- None: Just asking a question out of curiosity
I am trying to understand how ray signal hooks work
I have the following code as an example
#################################################
import os
import sys
import ray
import time
ray.init()
@ray.remote(max_restarts=-1, max_task_retries=1)
class Actor:
def init(self):
print(“constructor”, flush=True)
self.counter = 0
def increment_and_possibly_fail(self, err_type):
print("start task counter" + str(self.counter) + "_type" + str(err_type), flush=True)
time.sleep(3)
self.counter += 1
if err_type == 1:
print("err_type 1", flush=True)
if not os.path.exists('tempTaskDir'):
print("create dir and crash", flush=True)
os.mkdir('tempTaskDir')
sys.exit()
#os._exit(0)
else:
print("skip crash", flush=True)
print("End of task counter" + str(self.counter) + "_type" + str(err_type), flush=True)
return self.counter
actor = Actor.options(max_concurrency=1).remote()
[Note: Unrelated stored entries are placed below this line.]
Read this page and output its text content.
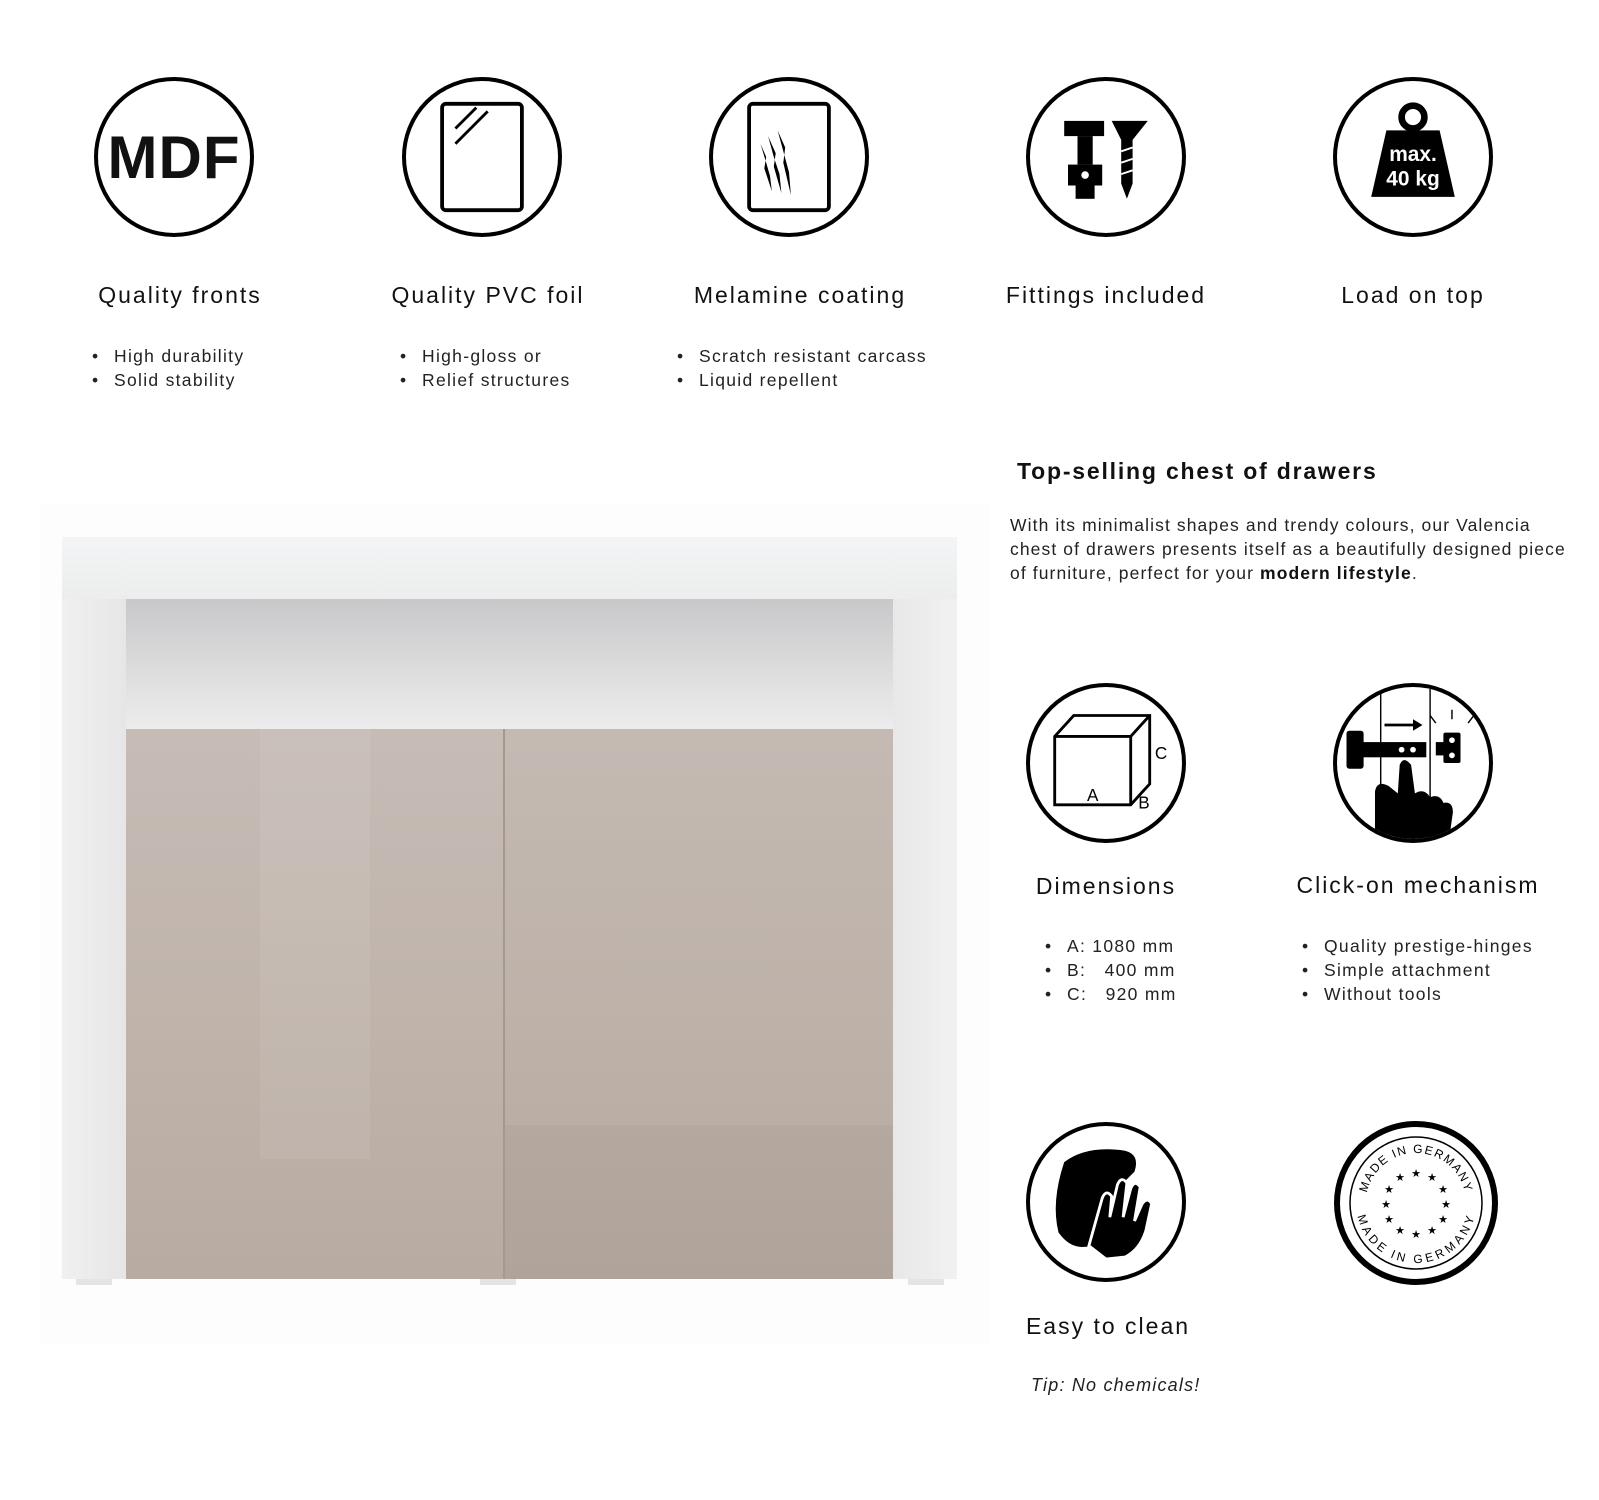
MDF	max.
40 kg
Quality fronts	Quality PVC foil	Melamine coating	Fittings included	Load on top
• High durability
• Solid stability
• High-gloss or
• Relief structures
• Scratch resistant carcass
• Liquid repellent
Top-selling chest of drawers

With its minimalist shapes and trendy colours, our Valencia chest of drawers presents itself as a beautifully designed piece of furniture, perfect for your modern lifestyle.

A B
C
MADE IN GERMANY
MADE IN GERMANY
★ ★
★
★
★
★
★
★
★
★
★
★
Dimensions	Click-on mechanism
Easy to clean
• A: 1080 mm
• B:   400 mm
• C:   920 mm
• Quality prestige-hinges
• Simple attachment
• Without tools
Tip: No chemicals!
if os.path.exists(‘tempTaskDir’):
os.rmdir(‘tempTaskDir’)
task_ref1 = actor.increment_and_possibly_fail.remote(1)
task_ref2 = actor.increment_and_possibly_fail.remote(2)
time.sleep(60)
##############################################
what I expect to happen is the following output:
(Actor pid=25607) constructor
(Actor pid=25607) start task counter0_type1
(Actor pid=25607) err_type 1
(Actor pid=25607) create dir and crash
(Actor pid=25842) constructor
(Actor pid=25842) start task counter0_type1
(Actor pid=25842) err_type 1
(Actor pid=25842) skip crash
(Actor pid=25842) End of task counter1_type1
(Actor pid=25842) start task counter1_type2
(Actor pid=25842) End of task counter2_type2
as in I run my remote function on the actor, the actor crashes, it tries the remote function again, passes and then the second remote function runs
What I get is the following:
(Actor pid=3973) constructor
(Actor pid=3973) start task counter0_type1
(Actor pid=3973) err_type 1
(Actor pid=3973) create dir and crash
(Actor pid=3973) start task counter1_type2
(Actor pid=3973) End of task counter2_type2
(Actor pid=3973)
(Actor pid=4409) constructor
which is essentially : run remote function on actor that is supposed to crash the actor (but doesn’t yet), run second remote function, then actor crashes. My second run of the remote function that crashed never ran
When I remove the sleep(3) I get: run remote function on actor that is supposed to crash the actor (but doesn’t yet), run second remote function, then actor crashes. Then the second run of the remote function that causes the crash happens
when I change sys.exit to os._exit I get what I expected.
So I am wondering what happens inside the worker to give me the given results.
Thanks